An investigative journalist is found shot dead, then a sniper opens fire at an Oxford degree ceremony. Connection? The title of this story – Twilight of the Gods – will not be lost on Morse fans who share the detective chief inspector’s devotion to opera. The meltdown of the gods’ entire powerbase at the end of Wagner’s Ring cycle may indeed eclipse what’s afoot here, not by much in Morse’s eyes when a world-famous diva of whom he is a devoted fan takes a bullet while Morse looks on. With John Thaw (Chief Inspector Morse), Kevin Whately (Detective Sergeant Lewis), Sheila Gish (Gwladys Probert), Alan David (Sir Watkin Davies), Celia Montague (Adele Baydon), Rachel Weisz (Arabella Baydon), John Bluthal (Victor Ignotas), John Gielgud (Lord Hinksey) and James Grout (Chief Superintendent Strange). (1993)
Friday 17th March ITV3 12:10am Inspector Morse – Twilight of the Gods.
See above
Friday 17th March ITV3 10:50am Inspector Morse – The Way through the Woods.
Morse is concerned about a murder case believed closed after the death of the accused, as a fifth victim’s body is still to be accounted for. Morse is convinced that the body, that of a single woman on a day trip to Oxford, is in Wytham Woods. But her bag was found at Blenheim Lake and when a body is discovered there, Morse and Lewis are assigned to the case. With John Thaw, Kevin Whately, Nicholas Le Prevost, Christopher Fairbank, Gary Powell, James Grout, Vivienne Ritchie and Michelle Fairley. (1995)

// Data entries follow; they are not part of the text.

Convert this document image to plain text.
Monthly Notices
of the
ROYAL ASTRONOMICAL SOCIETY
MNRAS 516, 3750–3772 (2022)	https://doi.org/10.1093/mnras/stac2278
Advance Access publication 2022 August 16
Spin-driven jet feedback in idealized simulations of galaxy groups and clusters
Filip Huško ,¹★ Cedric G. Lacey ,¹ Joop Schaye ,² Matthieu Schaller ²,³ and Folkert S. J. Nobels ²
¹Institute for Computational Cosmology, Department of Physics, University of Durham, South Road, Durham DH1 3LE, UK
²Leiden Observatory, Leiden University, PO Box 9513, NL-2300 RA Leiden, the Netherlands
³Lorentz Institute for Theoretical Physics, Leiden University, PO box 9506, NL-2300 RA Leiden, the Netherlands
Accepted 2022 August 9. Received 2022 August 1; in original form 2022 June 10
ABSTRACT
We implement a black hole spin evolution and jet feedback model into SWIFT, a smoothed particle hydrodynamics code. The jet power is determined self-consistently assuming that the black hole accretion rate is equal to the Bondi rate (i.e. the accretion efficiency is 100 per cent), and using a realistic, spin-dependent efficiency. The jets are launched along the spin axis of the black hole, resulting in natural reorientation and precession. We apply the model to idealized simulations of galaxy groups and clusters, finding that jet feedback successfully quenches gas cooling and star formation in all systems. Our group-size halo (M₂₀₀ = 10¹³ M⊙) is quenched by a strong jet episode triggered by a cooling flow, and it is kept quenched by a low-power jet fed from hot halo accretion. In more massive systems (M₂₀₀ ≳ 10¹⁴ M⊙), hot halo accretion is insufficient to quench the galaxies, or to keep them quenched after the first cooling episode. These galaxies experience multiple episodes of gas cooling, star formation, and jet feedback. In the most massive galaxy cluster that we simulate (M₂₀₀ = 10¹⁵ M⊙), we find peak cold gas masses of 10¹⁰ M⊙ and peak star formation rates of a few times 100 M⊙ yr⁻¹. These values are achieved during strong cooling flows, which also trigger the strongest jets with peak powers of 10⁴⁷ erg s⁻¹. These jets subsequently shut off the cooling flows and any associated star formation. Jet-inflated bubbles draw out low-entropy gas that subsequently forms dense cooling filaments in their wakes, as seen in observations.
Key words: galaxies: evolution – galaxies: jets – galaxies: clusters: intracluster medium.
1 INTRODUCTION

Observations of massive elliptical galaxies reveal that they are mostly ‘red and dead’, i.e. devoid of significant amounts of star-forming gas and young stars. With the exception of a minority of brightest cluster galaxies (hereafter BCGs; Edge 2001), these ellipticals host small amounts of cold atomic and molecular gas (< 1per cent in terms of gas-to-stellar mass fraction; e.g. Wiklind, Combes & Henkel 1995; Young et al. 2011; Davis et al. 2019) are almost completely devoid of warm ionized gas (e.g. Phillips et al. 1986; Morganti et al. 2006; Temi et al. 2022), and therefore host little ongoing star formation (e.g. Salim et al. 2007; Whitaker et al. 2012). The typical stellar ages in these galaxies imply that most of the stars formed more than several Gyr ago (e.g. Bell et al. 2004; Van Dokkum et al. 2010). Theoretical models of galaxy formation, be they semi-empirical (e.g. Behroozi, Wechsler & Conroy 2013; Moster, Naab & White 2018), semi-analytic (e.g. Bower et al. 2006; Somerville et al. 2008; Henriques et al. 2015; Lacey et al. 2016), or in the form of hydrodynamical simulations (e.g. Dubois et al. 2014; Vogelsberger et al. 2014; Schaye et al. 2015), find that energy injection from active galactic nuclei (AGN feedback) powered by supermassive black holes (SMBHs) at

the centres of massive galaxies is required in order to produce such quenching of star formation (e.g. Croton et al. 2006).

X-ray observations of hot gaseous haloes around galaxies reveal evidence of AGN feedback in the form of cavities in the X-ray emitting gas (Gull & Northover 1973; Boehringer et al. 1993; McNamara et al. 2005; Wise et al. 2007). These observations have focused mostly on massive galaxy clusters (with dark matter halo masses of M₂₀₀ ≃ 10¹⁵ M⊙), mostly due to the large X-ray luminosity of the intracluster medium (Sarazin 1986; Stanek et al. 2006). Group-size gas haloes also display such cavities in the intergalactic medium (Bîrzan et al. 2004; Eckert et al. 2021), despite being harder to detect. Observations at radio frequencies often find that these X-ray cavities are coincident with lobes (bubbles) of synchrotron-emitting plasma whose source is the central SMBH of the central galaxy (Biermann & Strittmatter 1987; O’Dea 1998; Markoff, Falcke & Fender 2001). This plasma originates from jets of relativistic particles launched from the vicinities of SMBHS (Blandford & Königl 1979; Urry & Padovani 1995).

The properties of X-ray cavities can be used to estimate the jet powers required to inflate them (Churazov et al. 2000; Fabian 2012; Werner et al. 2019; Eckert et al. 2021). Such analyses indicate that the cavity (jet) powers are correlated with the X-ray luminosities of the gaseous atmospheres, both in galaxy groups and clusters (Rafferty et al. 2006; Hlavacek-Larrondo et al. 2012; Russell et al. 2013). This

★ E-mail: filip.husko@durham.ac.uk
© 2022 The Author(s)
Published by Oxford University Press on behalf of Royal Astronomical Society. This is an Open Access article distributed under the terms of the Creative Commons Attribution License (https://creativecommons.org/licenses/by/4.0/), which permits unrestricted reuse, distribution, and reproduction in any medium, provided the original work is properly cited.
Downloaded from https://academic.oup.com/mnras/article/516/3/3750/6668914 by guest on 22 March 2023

Saturday 18th March ITV3 2:40am Inspector Morse – The Way through the Woods.
See above.
We come to the end of another weekly post. I hope you found something of interest. Thank you all for your ongoing support and thank you to those who have subscribed this week, welcome. Take care and I hope you all have a nice week ahead.